North Texas Tornado Repair Contractors Scramble With Heavy Rain Forecast

Homeowners thankful for progress

Contractors repairing North Texas tornado damaged structures raced Monday to beat a forecast for heavy rain.

The Dec. 26 tornado damaged approximately 2,000 structures, most of them in Garland and Rowlett. Garland homeowner Odessa Quinn said she lost her roof that day.

"The rain was all in the house, soaked everything, so all the carpets had to come up," she said. "The walls had to come down inside."

Workers made big progress on repairs, including a new roof to protect the new walls inside Quinn's home.

"My guys were working really hard; seven days per week," she said. "I’m grateful to them."

Garland homeowner Barb Oldani has a new roof and only minor painting to be touched up in her garage where the roof failed in December.

"The house started shaking and I could hear the tornado go over the roof," Oldani said.

Around her home, many other neighbors are not as fortunate, with major work or total reconstruction still to be done.

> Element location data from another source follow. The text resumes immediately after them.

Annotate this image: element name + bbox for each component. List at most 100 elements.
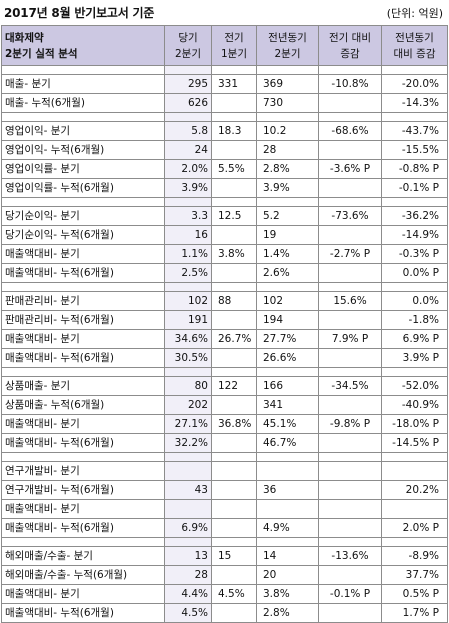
current-quarter-value [164,461,212,481]
separator-cell [1,112,165,122]
previous-quarter-value: 5.5% [211,159,257,179]
separator-cell [211,112,257,122]
separator-cell [318,65,382,75]
current-quarter-value [164,499,212,519]
yoy-change-value: 0.5% P [381,584,448,604]
prior-year-value: 2.6% [256,263,319,283]
yoy-change-value: 20.2% [381,480,448,500]
qoq-change-value [318,348,382,368]
current-quarter-value: 191 [164,310,212,330]
header-col1-line2: 2분기 [174,47,201,60]
current-quarter-value: 28 [164,565,212,585]
separator-cell [211,197,257,207]
yoy-change-value: -43.7% [381,121,448,141]
yoy-change-value: -14.3% [381,93,448,113]
yoy-change-value: -0.3% P [381,244,448,264]
row-label: 매출액대비- 누적(6개월) [1,603,165,623]
earnings-table: 대화제약 2분기 실적 분석 당기 2분기 전기 1분기 전년동기 2분기 전기… [1,25,448,623]
separator-cell [256,452,319,462]
yoy-change-value: 3.9% P [381,348,448,368]
previous-quarter-value [211,603,257,623]
table-row: 당기순이익- 분기 3.3 12.5 5.2 -73.6% -36.2% [1,206,448,226]
previous-quarter-value: 4.5% [211,584,257,604]
qoq-change-value: -10.8% [318,74,382,94]
previous-quarter-value: 12.5 [211,206,257,226]
table-row: 매출액대비- 분기 [1,499,448,519]
separator-cell [211,452,257,462]
yoy-change-value: -52.0% [381,376,448,396]
report-title: 2017년 8월 반기보고서 기준 [4,6,155,20]
table-row: 상품매출- 누적(6개월) 202 341 -40.9% [1,395,448,415]
previous-quarter-value [211,499,257,519]
yoy-change-value: 0.0% P [381,263,448,283]
prior-year-value: 46.7% [256,433,319,453]
qoq-change-value: 15.6% [318,291,382,311]
separator-cell [1,367,165,377]
row-label: 영업이익률- 분기 [1,159,165,179]
group-separator [1,537,448,547]
header-prior-year-quarter: 전년동기 2분기 [256,25,319,66]
separator-cell [318,537,382,547]
yoy-change-value: -14.9% [381,225,448,245]
row-label: 상품매출- 누적(6개월) [1,395,165,415]
header-previous-quarter: 전기 1분기 [211,25,257,66]
separator-cell [1,537,165,547]
qoq-change-value [318,178,382,198]
current-quarter-value: 102 [164,291,212,311]
separator-cell [1,452,165,462]
current-quarter-value: 24 [164,140,212,160]
yoy-change-value: -18.0% P [381,414,448,434]
separator-cell [256,197,319,207]
yoy-change-value: 1.7% P [381,603,448,623]
previous-quarter-value: 88 [211,291,257,311]
table-row: 해외매출/수출- 분기 13 15 14 -13.6% -8.9% [1,546,448,566]
table-row: 당기순이익- 누적(6개월) 16 19 -14.9% [1,225,448,245]
row-label: 매출액대비- 누적(6개월) [1,518,165,538]
current-quarter-value: 2.0% [164,159,212,179]
yoy-change-value: -36.2% [381,206,448,226]
header-yoy-change: 전년동기 대비 증감 [381,25,448,66]
previous-quarter-value: 3.8% [211,244,257,264]
previous-quarter-value [211,93,257,113]
row-label: 매출액대비- 분기 [1,414,165,434]
separator-cell [256,537,319,547]
table-row: 영업이익률- 누적(6개월) 3.9% 3.9% -0.1% P [1,178,448,198]
report-page: 2017년 8월 반기보고서 기준 (단위: 억원) 대화제약 2분기 실적 분… [1,6,448,623]
yoy-change-value: 6.9% P [381,329,448,349]
row-label: 매출액대비- 누적(6개월) [1,263,165,283]
current-quarter-value: 3.3 [164,206,212,226]
prior-year-value: 20 [256,565,319,585]
separator-cell [381,112,448,122]
qoq-change-value [318,461,382,481]
qoq-change-value [318,140,382,160]
prior-year-value: 26.6% [256,348,319,368]
table-row: 영업이익률- 분기 2.0% 5.5% 2.8% -3.6% P -0.8% P [1,159,448,179]
current-quarter-value: 34.6% [164,329,212,349]
row-label: 영업이익- 분기 [1,121,165,141]
prior-year-value: 102 [256,291,319,311]
row-label: 연구개발비- 누적(6개월) [1,480,165,500]
prior-year-value: 369 [256,74,319,94]
row-label: 매출액대비- 분기 [1,329,165,349]
qoq-change-value: -2.7% P [318,244,382,264]
prior-year-value: 28 [256,140,319,160]
separator-cell [211,282,257,292]
prior-year-value: 2.8% [256,159,319,179]
row-label: 매출- 누적(6개월) [1,93,165,113]
prior-year-value: 730 [256,93,319,113]
header-col3-line1: 전년동기 [268,31,307,44]
prior-year-value: 5.2 [256,206,319,226]
previous-quarter-value [211,480,257,500]
header-col5-line2: 대비 증감 [393,47,436,60]
qoq-change-value [318,93,382,113]
separator-cell [1,282,165,292]
group-separator [1,452,448,462]
qoq-change-value [318,565,382,585]
unit-label: (단위: 억원) [386,7,443,20]
row-label: 해외매출/수출- 누적(6개월) [1,565,165,585]
separator-cell [318,197,382,207]
separator-cell [164,65,212,75]
current-quarter-value: 295 [164,74,212,94]
prior-year-value: 27.7% [256,329,319,349]
prior-year-value: 194 [256,310,319,330]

"I think a lot of the problem is, they’re probably trying to settle with their insurance before they start repairs," Oldani said.

Garland Building Official Jim Olk said 60 percent of the damaged structures in his city still have no permits issued for demolition or repairs. Of about 800 Garland structures impacted in some way by the December tornado, Olk said 127 were destroyed, 102 had major damage and 113 had minor damage.

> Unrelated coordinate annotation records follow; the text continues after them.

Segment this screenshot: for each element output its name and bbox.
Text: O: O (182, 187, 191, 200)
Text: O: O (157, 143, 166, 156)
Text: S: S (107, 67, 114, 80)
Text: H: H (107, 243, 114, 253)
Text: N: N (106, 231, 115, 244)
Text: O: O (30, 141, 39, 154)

Roofers and window repair workers teamed up on one Garland house to make it water tight Monday.

“We want to try to beat the rain, because the work that has been done, you don’t want to have to do it again,” said Austin Butcher with Rowlett based Window Solutions. “And the workload, we’ve just been so busy, being we’re from Rowlett, our company.”

Nearby heating and air conditioning contractor Stephen Allard installed furnace vent flashing on the roof of another damaged house.

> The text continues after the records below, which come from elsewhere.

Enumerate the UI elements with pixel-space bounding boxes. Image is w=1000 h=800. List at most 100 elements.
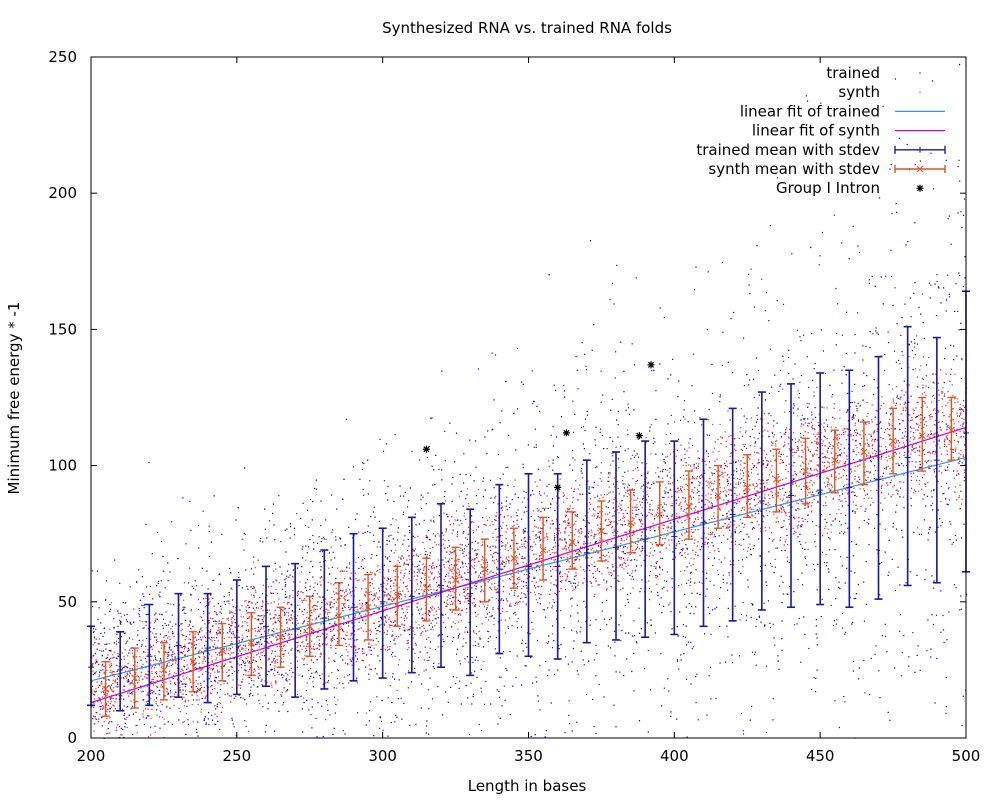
legend-label: linear fit of trained <box>740 102 880 120</box>
mean-marker <box>277 633 284 641</box>
errorbar <box>262 565 270 688</box>
errorbar <box>816 372 825 606</box>
legend-item: Group I Intron <box>776 179 924 197</box>
errorbar <box>553 472 562 660</box>
mean-marker <box>627 519 634 527</box>
x-tick-label: 400 <box>660 747 689 765</box>
x-axis-label: Length in bases <box>468 777 587 795</box>
errorbar <box>116 630 125 712</box>
errorbar <box>859 421 868 486</box>
legend-swatch-marker <box>916 165 924 173</box>
mean-marker <box>481 565 489 573</box>
errorbar <box>480 538 489 603</box>
mean-marker <box>306 622 314 630</box>
errorbar <box>903 325 912 587</box>
legend-item: linear fit of synth <box>752 122 945 140</box>
mean-marker <box>743 484 751 491</box>
errorbar <box>889 407 898 475</box>
mean-marker <box>656 511 664 518</box>
synth-mean-errorbars <box>101 396 956 717</box>
mean-marker <box>102 685 109 693</box>
errorbar <box>407 516 416 674</box>
errorbar <box>159 641 168 701</box>
errorbar <box>626 489 635 554</box>
errorbar <box>495 483 504 655</box>
errorbar <box>101 661 110 717</box>
legend-swatch <box>894 145 946 154</box>
mean-marker <box>364 603 372 611</box>
errorbar <box>874 355 883 600</box>
legend-label: synth mean with stdev <box>708 160 880 178</box>
errorbar <box>612 451 620 641</box>
errorbar <box>305 595 314 657</box>
errorbar <box>947 396 956 461</box>
errorbar <box>466 508 475 677</box>
errorbar <box>232 579 241 696</box>
mean-marker <box>773 475 780 483</box>
mean-marker <box>423 584 430 592</box>
errorbar <box>918 396 927 472</box>
errorbar <box>743 454 752 519</box>
errorbar <box>437 502 445 668</box>
mean-marker <box>948 426 955 434</box>
errorbar <box>203 592 212 704</box>
errorbar <box>378 527 387 679</box>
x-tick-label: 200 <box>77 747 106 765</box>
errorbar <box>670 440 679 636</box>
y-tick-label: 150 <box>48 320 77 338</box>
mean-marker <box>452 576 459 584</box>
errorbar <box>699 418 708 628</box>
y-tick-label: 0 <box>67 729 77 747</box>
mean-marker <box>189 658 197 666</box>
errorbar <box>174 592 183 698</box>
errorbar <box>130 647 139 709</box>
mean-marker <box>598 527 605 535</box>
legend-item: trained mean with stdev <box>696 141 946 159</box>
errorbar <box>276 606 285 668</box>
group-i-intron-point <box>554 483 562 491</box>
errorbar <box>845 369 854 609</box>
x-tick-label: 450 <box>806 747 835 765</box>
mean-marker <box>831 456 839 464</box>
errorbar <box>787 383 795 609</box>
errorbar <box>349 532 358 682</box>
errorbar <box>728 407 737 622</box>
errorbar <box>145 603 154 707</box>
legend-swatch <box>919 91 921 93</box>
legend-swatch <box>916 184 924 192</box>
errorbar <box>364 573 373 641</box>
mean-marker <box>510 554 518 562</box>
errorbar <box>509 527 518 589</box>
x-tick-label: 300 <box>368 747 397 765</box>
mean-marker <box>539 546 547 554</box>
errorbar <box>393 565 402 628</box>
errorbar <box>655 481 664 546</box>
group-i-intron-point <box>562 429 570 437</box>
mean-marker <box>860 448 868 456</box>
errorbar <box>539 516 548 581</box>
errorbar <box>582 459 591 644</box>
errorbar <box>714 464 723 529</box>
axes: 200 250 300 350 400 450 500 0 50 100 150 200 250 <box>48 48 980 765</box>
legend-label: Group I Intron <box>776 179 880 197</box>
errorbar <box>684 470 693 540</box>
errorbar <box>189 631 198 693</box>
legend-label: synth <box>838 83 880 101</box>
errorbar <box>830 429 839 494</box>
legend-item: synth <box>838 83 921 101</box>
mean-marker <box>685 503 693 510</box>
legend-item: trained <box>826 64 921 82</box>
errorbar <box>641 440 650 639</box>
errorbar <box>757 391 766 611</box>
errorbar <box>932 336 941 584</box>
errorbar <box>218 622 227 682</box>
y-tick-label: 100 <box>48 457 77 475</box>
legend-swatch <box>919 72 921 74</box>
group-i-intron-point <box>422 445 430 453</box>
mean-marker <box>248 639 255 647</box>
group-i-intron-points <box>422 361 655 491</box>
errorbar <box>524 472 533 658</box>
errorbar <box>320 549 329 690</box>
mean-marker <box>131 674 139 682</box>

“Water could get in for sure, so we ran a seal around that pretty good before it starts raining,” Allard said.

Allard said the house is owned by an investor who bought the damaged structure cheap from the previous owner who collected an insurance settlement and chose not to make the repairs. 

“That way they won’t be out of a house six, eight months until they can get it rebuilt,” he said.

Owner Odessa Quinn said she is looking forward to living in her home again, but it needs more repair from the December damage.

"It seems like a long time to me because I’m anxious to be back home, but it wasn’t that long ago," she said.